“Escreve aí: a maldita é a aids” — quando Cazuza revelou à Zeca Camargo e à Folha de S. Paulo que vivia com HIV

Foi em uma tarde de 1989, durante uma conversa em Boston, nos Estados Unidos, que um dos momentos mais impactantes da história da música brasileira e da luta contra o HIV/aids ganhou forma. Cazuza, já debilitado pelos efeitos da doença, pegou uma taça de vinho, olhou para o jornalista Zeca Camargo, então correspondente da Folha de S.Paulo, e disse com todas as letras: “Escreve aí: a maldita é a aids.”

A frase marcaria a primeira vez que o cantor e compositor falava abertamente sobre o diagnóstico de HIV em uma entrevista. Em uma época em que o tema ainda era cercado por medo, silêncio e estigma, o gesto foi mais do que uma revelação — foi um ato de coragem pública e de enfrentamento ao preconceito.

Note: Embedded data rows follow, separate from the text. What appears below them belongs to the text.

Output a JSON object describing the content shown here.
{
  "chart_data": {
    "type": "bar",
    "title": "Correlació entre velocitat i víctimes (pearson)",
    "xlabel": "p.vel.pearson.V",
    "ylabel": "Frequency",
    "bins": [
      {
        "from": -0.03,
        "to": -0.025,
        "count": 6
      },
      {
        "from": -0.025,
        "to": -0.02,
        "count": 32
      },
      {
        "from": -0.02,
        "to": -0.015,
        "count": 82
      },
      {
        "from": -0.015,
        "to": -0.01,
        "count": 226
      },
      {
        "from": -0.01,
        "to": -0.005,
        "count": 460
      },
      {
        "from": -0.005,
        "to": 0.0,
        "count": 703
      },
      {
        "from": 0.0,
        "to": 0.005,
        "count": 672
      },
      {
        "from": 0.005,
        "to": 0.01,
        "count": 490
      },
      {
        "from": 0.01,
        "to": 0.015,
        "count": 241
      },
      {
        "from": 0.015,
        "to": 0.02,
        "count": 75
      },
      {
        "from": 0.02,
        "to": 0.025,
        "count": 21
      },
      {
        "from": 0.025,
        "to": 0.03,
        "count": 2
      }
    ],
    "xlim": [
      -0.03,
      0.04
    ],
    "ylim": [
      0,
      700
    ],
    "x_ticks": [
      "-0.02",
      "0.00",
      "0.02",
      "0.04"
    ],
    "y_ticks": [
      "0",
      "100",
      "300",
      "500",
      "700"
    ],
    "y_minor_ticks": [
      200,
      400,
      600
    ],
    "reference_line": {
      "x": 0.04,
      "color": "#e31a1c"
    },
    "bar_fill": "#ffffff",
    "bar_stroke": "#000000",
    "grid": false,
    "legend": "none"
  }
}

Dos primeiros sintomas à decisão de falar

Os primeiros sinais surgiram ainda em 1985, com episódios de febre e convulsões. O diagnóstico oficial, segundo relatos da família, veio em 1987, confirmando que Cazuza vivia com o HIV e já apresentava sintomas da aids. Durante dois anos, o artista manteve sua condição em sigilo, lidando com tratamentos, internações e os efeitos físicos da doença enquanto seguia ativo na música.

Mas foi uma canção de sua própria autoria que, segundo ele, o motivou a romper o silêncio. No álbum Ideologia, lançado em 1988, Cazuza canta, no refrão de “Brasil”:
“Brasil, mostra a tua cara.”

A provocação se voltou contra ele mesmo. O artista compreendeu que, para lutar contra o estigma, era preciso dar o rosto à doença.

A entrevista com Zeca Camargo

Em fevereiro de 1989, durante o carnaval, Cazuza viajou para Boston para realizar exames. Lá, recebeu a visita de Zeca Camargo, que acompanhava sua trajetória artística e foi escalado para entrevistá-lo. Segundo relato posterior do jornalista, a conversa começou tensa. Ao ser questionado sobre a internação, Cazuza demonstrou irritação e respondeu que estava com uma doença e sem paciência para falar sobre o assunto. Mas, em um gesto repentino e contundente, levantou a taça de vinho e declarou:

“Escreve aí, Zeca. A maldita é a aids.”

Zeca, ainda impactado, publicou a entrevista na Folha de S.Paulo, e a notícia repercutiu fortemente em todo o país. Cazuza se tornava, naquele momento, uma das primeiras figuras públicas brasileiras a falar abertamente sobre viver com HIV.

Um divisor de águas

A revelação de Cazuza foi um marco no combate ao preconceito. Em um Brasil mergulhado em desinformação e moralismo, ele se expôs com dignidade e ousadia, trazendo à tona discussões urgentes sobre saúde, sexualidade, direitos humanos e empatia.

Sua postura inspirou não apenas fãs, mas também ativistas, profissionais de saúde e outras pessoas vivendo com HIV, que encontraram em sua atitude uma forma de resistência. Cazuza enfrentou a doença em público, transformando sua dor em arte e seu corpo em bandeira política.

O legado permanece

Cazuza faleceu em 7 de julho de 1990, aos 32 anos. A memória do artista, no entanto, vai além da música. Sua decisão de contar ao mundo que vivia com HIV permanece como um dos gestos mais simbólicos de enfrentamento ao estigma e à desumanização causados pela epidemia de aids.

Mais do que um artista genial, Cazuza foi — e continua sendo — um símbolo de coragem, vulnerabilidade e liberdade.